Summer  in Provence by Lucy Coleman – Married couple Fern and Aiden embark on a ‘marriage gap year’ but is a change as good as a rest, and will their time apart transform their marriage or drive them further apart?
The House That Alice Built by Chris Penhall – A postcard from Buenos Aires turns Alice’s life upside down and, before she knows it, she’s in Cascais, Portugal beginning to learn how to ‘go with the flow’.
A Wedding in the Olive Garden by Leah Fleming – Sara Loveday flees to the beautiful island of Santaniki vowing to change her life. Spotting a gap in the local tourist market, she sets up a wedding plan business specialising in ‘second time around’ couples.
The Cleaner of Chartres by Salley Vickers – No one quite knows where Agnès Morel, the woman who cleans the cathedral of Chartres each morning, came from. And yet everyone she encounters agrees she is subtly transforming their lives, even if they can’t quite say how. 
Three Women and a Boat by Anne Youngson – Three women thrown together by chance discover a sense of purpose they hadn’t possessed before during a canal journey on a narrowboat.

#6Degrees 6 Degrees of Separation: From Phosphoresence to The Coral Bride

It’s the first Saturday of the month which means it’s time for 6 Degrees of Separation!

Here’s how it works: a book is chosen as a starting point by Kate at Books Are My Favourite and Best and linked to six other books to form a chain. Readers and bloggers are invited to join in by creating their own ‘chain’ leading from the selected book.

Kate says: Books can be linked in obvious ways – for example, books by the same authors, from the same era or genre, or books with similar themes or settings. Or, you may choose to link them in more personal or esoteric ways: books you read on the same holiday, books given to you by a particular friend, books that remind you of a particular time in your life, or books you read for an online challenge. Join in by posting your own six degrees chain on your blog and adding the link in the comments section of each month’s post.   You can also check out links to posts on Twitter using the hashtag #6Degrees.


PhosphorescenceThis month’s starting book is Phosphorescence: On Awe, Wonder and Things That Sustain You When the World Goes Dark by Julia Baird. It’s a book I’d not heard of before this, let alone read. Perhaps not surprising because it isn’t published in the UK until May 2021.  However, from the blurb, I understand it poses the question: when we’re overwhelmed by illness or heartbreak, loss or pain, how do we survive, stay alive or even bloom?

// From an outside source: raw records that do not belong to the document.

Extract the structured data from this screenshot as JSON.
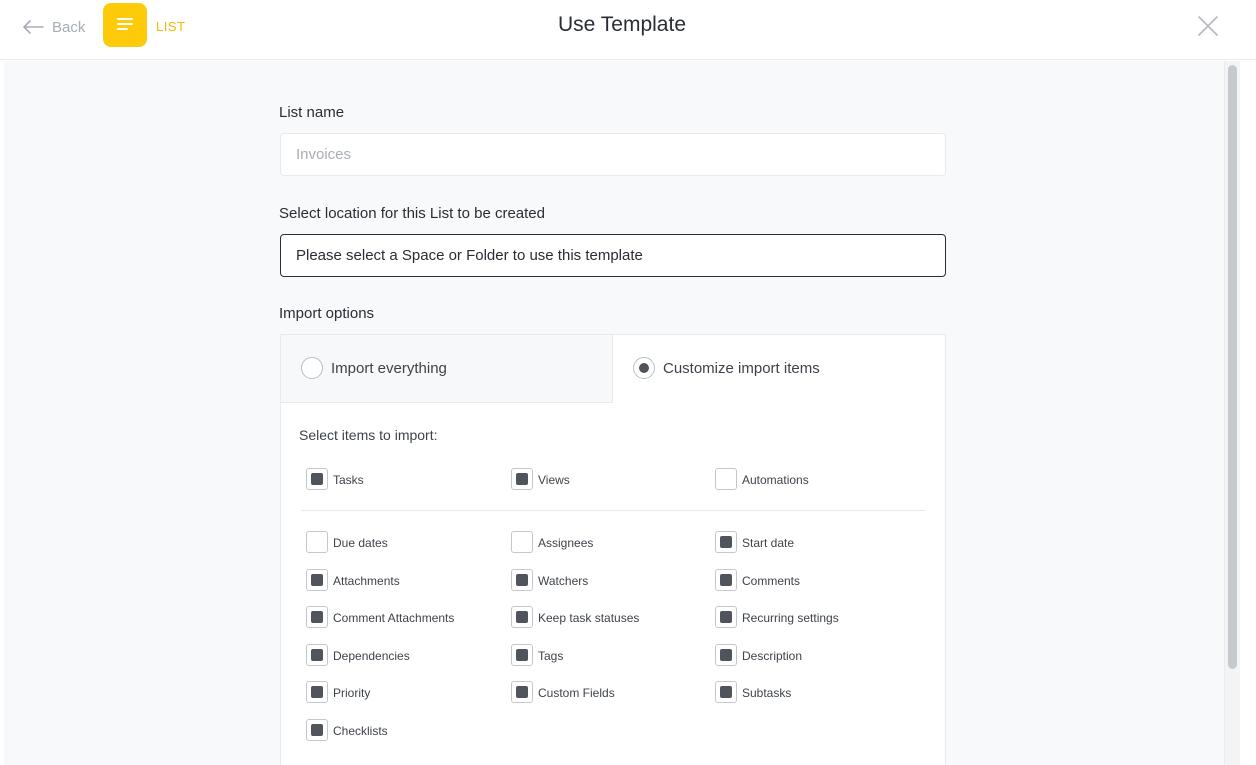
{
  "header": {
    "back_label": "Back",
    "list_label": "LIST",
    "title": "Use Template"
  },
  "form": {
    "list_name_label": "List name",
    "list_name_placeholder": "Invoices",
    "location_label": "Select location for this List to be created",
    "location_value": "Please select a Space or Folder to use this template",
    "import_label": "Import options"
  },
  "import_options": {
    "everything_label": "Import everything",
    "customize_label": "Customize import items",
    "selected": "customize",
    "select_title": "Select items to import:"
  },
  "items_top": [
    {
      "label": "Tasks",
      "checked": true
    },
    {
      "label": "Views",
      "checked": true
    },
    {
      "label": "Automations",
      "checked": false
    }
  ],
  "items": [
    {
      "label": "Due dates",
      "checked": false
    },
    {
      "label": "Assignees",
      "checked": false
    },
    {
      "label": "Start date",
      "checked": true
    },
    {
      "label": "Attachments",
      "checked": true
    },
    {
      "label": "Watchers",
      "checked": true
    },
    {
      "label": "Comments",
      "checked": true
    },
    {
      "label": "Comment Attachments",
      "checked": true
    },
    {
      "label": "Keep task statuses",
      "checked": true
    },
    {
      "label": "Recurring settings",
      "checked": true
    },
    {
      "label": "Dependencies",
      "checked": true
    },
    {
      "label": "Tags",
      "checked": true
    },
    {
      "label": "Description",
      "checked": true
    },
    {
      "label": "Priority",
      "checked": true
    },
    {
      "label": "Custom Fields",
      "checked": true
    },
    {
      "label": "Subtasks",
      "checked": true
    },
    {
      "label": "Checklists",
      "checked": true
    }
  ],
  "colors": {
    "list_accent": "#fdcb0a",
    "list_label": "#f2b705",
    "check_fill": "#50545c"
  },
  "icons": {
    "back": "arrow-left-icon",
    "list": "list-lines-icon",
    "close": "close-x-icon"
  }
}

The concept of the world going dark, if only metaphorically, made me think of The Year Without Summer by Guinevere Glasfurd which tells the story of the year an ash cloud from a volcanic eruption covered the sun causing a more literal darkness. The book is on the recently announced longlist for The Walter Scott Prize for Historical Fiction 2021. Days Without End by Sebastian Barry was the winner of The Walter Scott Prize in 2017. Last year, the author produced an unexpected sequel to his prize-winning book, A Thousand Moons.  Another unexpected but no less warmly greeted sequel was Olive, Again by Elizabeth Strout set in the same fictional coastal town in Maine as its predecessor, Olive Kitteridge. The recently published The Northern Reach by W. S. Winslow is also set in a fictional coastal town in Maine where many of the inhabitants rely on fishing, in particular lobster fishing, for their income. Staying with lobsters, The Coral Bride by Roxanne Bouchard involves the search for the missing female captain of an abandoned lobster trawler founding drifting off the coast of Quebec’s Gaspé Peninsula.

This month my chain has embraced darkness, sequels…and lobsters.  Where did your chain take you this month?